According to Ofgem analysis, if owners use ‘flexible’ charging – where they only top up outside peak demand times on the grid – at least 60% more EVs could be charged up without needing to upgrade network infrastructure. This was compared to ‘inflexible’ charging where EVs are only charged at peak times.
Flexible charging allows EVs to be charged when energy prices are cheapest, for example when wind and solar power are generating lots of electricity or when there is less demand across the system.
Flexible charging also helps to keep energy costs down for all consumers as technology allows stored electricity from EV batteries to be sent back onto the grid when it is needed.
Ofgem’s proposed reforms will give incentives for customers to charge their EVs at the right time. The reforms will free up existing grid capacity to allow new generators, including businesses or other organisations that want to generate their own power on-site, to get connected to the grid more quickly. The reforms would make the electricity system more efficient by giving generators and other users more choice and flexibility on how they connect to the grid.
Jonathan Brearley, executive director, systems and networks, Ofgem, said: “Ofgem is working with the government to support the electric vehicle revolution in Britain which can bring big benefits to consumers. Our reforms will help more users charge their electric vehicles and save them money.
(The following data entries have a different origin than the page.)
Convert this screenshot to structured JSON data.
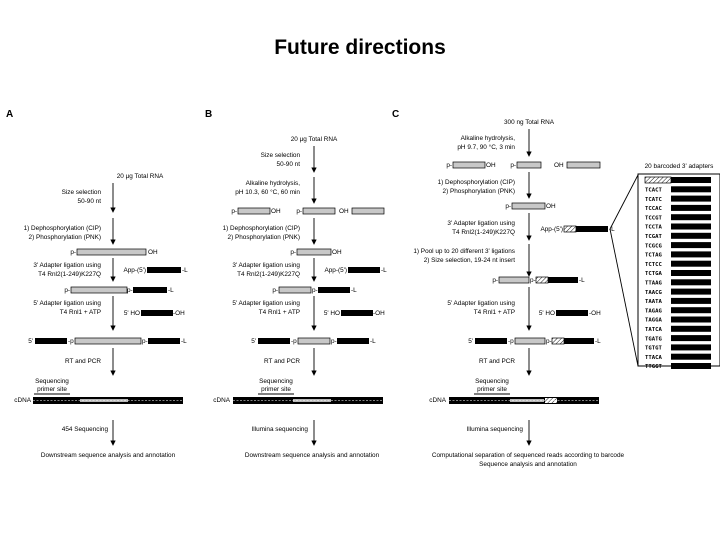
{
  "title": "Future directions",
  "panels": {
    "A": {
      "letter": "A",
      "input": "20 μg Total RNA",
      "size_sel": [
        "Size selection",
        "50-90 nt"
      ],
      "dephos": [
        "1) Dephosphorylation (CIP)",
        "2) Phosphorylation (PNK)"
      ],
      "adapter3": [
        "3' Adapter ligation using",
        "T4 Rnl2(1-249)K227Q"
      ],
      "adapter5": [
        "5' Adapter ligation using",
        "T4 Rnl1 + ATP"
      ],
      "rtpcr": "RT and PCR",
      "primer": [
        "Sequencing",
        "primer site"
      ],
      "cdna": "cDNA",
      "seq": "454 Sequencing",
      "analysis": [
        "Downstream sequence analysis and annotation"
      ]
    },
    "B": {
      "letter": "B",
      "input": "20 μg Total RNA",
      "size_sel": [
        "Size selection",
        "50-90 nt"
      ],
      "hydrolysis": [
        "Alkaline hydrolysis,",
        "pH 10.3, 60 °C, 60 min"
      ],
      "dephos": [
        "1) Dephosphorylation (CIP)",
        "2) Phosphorylation (PNK)"
      ],
      "adapter3": [
        "3' Adapter ligation using",
        "T4 Rnl2(1-249)K227Q"
      ],
      "adapter5": [
        "5' Adapter ligation using",
        "T4 Rnl1 + ATP"
      ],
      "rtpcr": "RT and PCR",
      "primer": [
        "Sequencing",
        "primer site"
      ],
      "cdna": "cDNA",
      "seq": "Illumina sequencing",
      "analysis": [
        "Downstream sequence analysis and annotation"
      ]
    },
    "C": {
      "letter": "C",
      "input": "300 ng Total RNA",
      "hydrolysis": [
        "Alkaline hydrolysis,",
        "pH 9.7, 90 °C, 3 min"
      ],
      "dephos": [
        "1) Dephosphorylation (CIP)",
        "2) Phosphorylation (PNK)"
      ],
      "adapter3": [
        "3' Adapter ligation using",
        "T4 Rnl2(1-249)K227Q"
      ],
      "pool": [
        "1) Pool up to 20 different 3' ligations",
        "2) Size selection, 19-24 nt insert"
      ],
      "adapter5": [
        "5' Adapter ligation using",
        "T4 Rnl1 + ATP"
      ],
      "rtpcr": "RT and PCR",
      "primer": [
        "Sequencing",
        "primer site"
      ],
      "cdna": "cDNA",
      "seq": "Illumina sequencing",
      "analysis": [
        "Computational separation of sequenced reads according to barcode",
        "Sequence analysis and annotation"
      ]
    }
  },
  "labels": {
    "p": "p",
    "oh": "OH",
    "l": "L",
    "app": "App-(5')",
    "ho5": "5' HO",
    "p5": "5'",
    "p_dash": "p-",
    "dash_oh": "-OH",
    "dash_l": "-L",
    "dash_p": "-p"
  },
  "barcodes": {
    "title": "20 barcoded 3' adapters",
    "sequences": [
      "TCACT",
      "TCATC",
      "TCCAC",
      "TCCGT",
      "TCCTA",
      "TCGAT",
      "TCGCG",
      "TCTAG",
      "TCTCC",
      "TCTGA",
      "TTAAG",
      "TAACG",
      "TAATA",
      "TAGAG",
      "TAGGA",
      "TATCA",
      "TGATG",
      "TGTGT",
      "TTACA",
      "TTGGT"
    ]
  }
}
“The proposals we have announced today will also harness the benefits of electric vehicles and other new technologies to help manage the energy system and keep costs down for all consumers. The way we generate, transport and use electricity – and power our cars – is undergoing a radical transformation in Great Britain. Ofgem will ensure that the energy system is fit for this exciting, cleaner future and at the lowest cost for consumers.”